With some surprise, I have experienced the strong will of a number of young Palestinians to one day reclaim the former Palestinian city of Haifa from Israel. My peace-loving friend Avi from Tel Aviv has reacted appalled at comments into that direction, made by several people on Facebook. He did not say so, but it was for sure on his mind: if these ideas are alive in large parts of the Palestinian people then any peace agreement is a fraud because it formally fixes a status quo that secretly is planned to be altered in the end.
And if the will to peace does not actually exist then you have to agree – terrible idea for the peace loving Avi – with Israeli Prime Minister Netanyahu who, out of distrust in the Palestinians refuses to talk with them and barely hides the pursue of an annexation of the occupied territories.
Is there a way out? With rationally thinking people a number of strategies are conceivable. But are the parties thinking rational? My impression is, no – so you have to go accept the emotionality of others in order to reach a goal. I am thinking of Hamze who as a young Palestinian student visited the Holocaust Memorial Yad Vashem and understood the deep hurt of the Jews. This is the way of learning and understanding that many Palestinians still have to go. And conversely, it may need Israelis to join Palestinian, a man with no State and no rights on his humiliating way through the check points and the cages there to look into the soul of the other.
And then people have to come from outside that draw an unvarnished picture of the possible ways today, draw it in friendship. Maybe the Turks can, maybe the Turks and we Germans can do it together. And to this ways belongs, on the Palestinian side the willingness to give up positions and, on the Israeli side a will to recognize the Palestinians as brothers, to make their freedom and their welfare a national goal of the State of Israel.
Haifa has to belong to the Jews and the future in an own free State to the Palestinians.

 

2 Kommentare:

Nureddin Öztas hat gesagt…

Es gibt viele Baustellen in diesem Konflikt. Der Weg ist steinig, hart aber nicht unmöglich. Man braucht dafür viel Zeit und Geduld. Ebenfalls wird man viele Opfer leisten müssen, die vorher unmöglich schienen. Beide müssen/ werden es leisten.
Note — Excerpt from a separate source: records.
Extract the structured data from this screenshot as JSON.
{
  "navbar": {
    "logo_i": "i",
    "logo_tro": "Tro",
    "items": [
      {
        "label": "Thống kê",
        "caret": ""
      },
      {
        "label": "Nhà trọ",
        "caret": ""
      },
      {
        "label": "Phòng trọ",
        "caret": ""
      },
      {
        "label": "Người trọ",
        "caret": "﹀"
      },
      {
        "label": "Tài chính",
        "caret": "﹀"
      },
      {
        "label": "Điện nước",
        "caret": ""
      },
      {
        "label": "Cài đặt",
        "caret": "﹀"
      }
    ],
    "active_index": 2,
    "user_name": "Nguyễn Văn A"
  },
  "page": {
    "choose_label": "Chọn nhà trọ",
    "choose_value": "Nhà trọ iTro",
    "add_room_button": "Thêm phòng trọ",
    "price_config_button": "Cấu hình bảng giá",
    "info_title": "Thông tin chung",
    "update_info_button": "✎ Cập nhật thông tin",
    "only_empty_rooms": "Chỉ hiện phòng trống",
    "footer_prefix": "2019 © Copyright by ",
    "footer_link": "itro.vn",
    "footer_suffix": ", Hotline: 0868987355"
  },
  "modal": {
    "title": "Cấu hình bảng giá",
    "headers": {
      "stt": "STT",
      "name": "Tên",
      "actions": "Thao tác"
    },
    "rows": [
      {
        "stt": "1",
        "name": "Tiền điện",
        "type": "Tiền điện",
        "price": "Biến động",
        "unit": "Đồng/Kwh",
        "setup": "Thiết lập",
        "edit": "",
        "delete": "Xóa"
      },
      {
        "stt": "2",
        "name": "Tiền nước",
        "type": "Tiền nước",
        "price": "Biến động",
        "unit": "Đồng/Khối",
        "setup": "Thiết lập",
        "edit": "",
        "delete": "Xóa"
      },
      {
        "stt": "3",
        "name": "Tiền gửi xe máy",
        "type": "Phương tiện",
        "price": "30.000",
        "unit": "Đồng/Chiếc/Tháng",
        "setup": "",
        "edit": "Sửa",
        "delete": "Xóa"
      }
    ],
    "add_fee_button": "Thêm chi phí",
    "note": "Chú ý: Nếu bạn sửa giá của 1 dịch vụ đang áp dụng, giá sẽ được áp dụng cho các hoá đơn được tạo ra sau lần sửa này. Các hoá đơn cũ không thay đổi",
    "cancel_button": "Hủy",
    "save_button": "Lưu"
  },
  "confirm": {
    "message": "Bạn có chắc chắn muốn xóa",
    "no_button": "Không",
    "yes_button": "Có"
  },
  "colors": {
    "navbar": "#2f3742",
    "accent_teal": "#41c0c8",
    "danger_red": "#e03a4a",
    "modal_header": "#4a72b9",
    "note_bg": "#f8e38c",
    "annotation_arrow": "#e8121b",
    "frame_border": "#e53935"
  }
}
Es gibt allerdings eine ganze Reihe von Schritten die zu einer Lösung als Vorbedingung geleistet werden müssen. Da ist zum Beispiel zunächst einmal nötig, dass eine Lösung nur dann akzeptabel und dauerhaft sein kann, wenn Palästinenser und Israelis als gleichberechtigte Parteien an einer gemeinsamen Lösung mitarbeiten. Unterstützt werden kann/ muss diese Bereitschaft durch Freundesstaaten wie USA, EU, Türkei.

Dafür müssen Paläsinenser untereinander erst einmal einig werden. Die Israelis müssen erkennen, dass die Zeit sich ändert und die eiserne Hand der Überlegenheit keine Vorteile mehr bringt, im Gegensatz.

Ukko Elhob hat gesagt…

Wie auch eine Konfliktlösung aussehen mag, Freizügigkeit innerhalb des Staates und gleichberechtigte Wahl des Wohnortes wird sie enthalten müssen. Aufrechnung von Unrecht und Anrechten wird eine Konfliktlösung nicht vereinfachen. Ausgangspunkt einer nachhaltigen Lösung sollte der Status-quo sein. Der Weg zur Lösung ist längs eines "Pfades der verstärkten Nachhaltigkeit" zu Gunsten der Menschen, die heute in Palestina / Israel leben; eines Pfade der Unrechtsaufrechnung und Anspruchsdeklarationen vermeidet

p.s. Das Unrecht, das mit der Art und Weise, wie der moderne Staat Israel gegründet und ausgeweitet wurde, verbunden ist, kann nicht ungeschehen gemacht werden. Es ist Teil der Geschichte und sollte nicht zur Beanspruchung eines kollektiven Rechtsanspruches verwendet werden; individuelle Wiedergutmachung ist eine andere Frage.

p.s. Die Beweggründe, die zur Errichtung und Verteidigung des modernen Staates Israel geführt haben, sind nachvollziehbar. Sie begründen jedoch so wenig einen einforderbaren Rechtsanspruch wie religiöse-historische Bezüge zu "alten Zeiten" / "identitätsstiftung".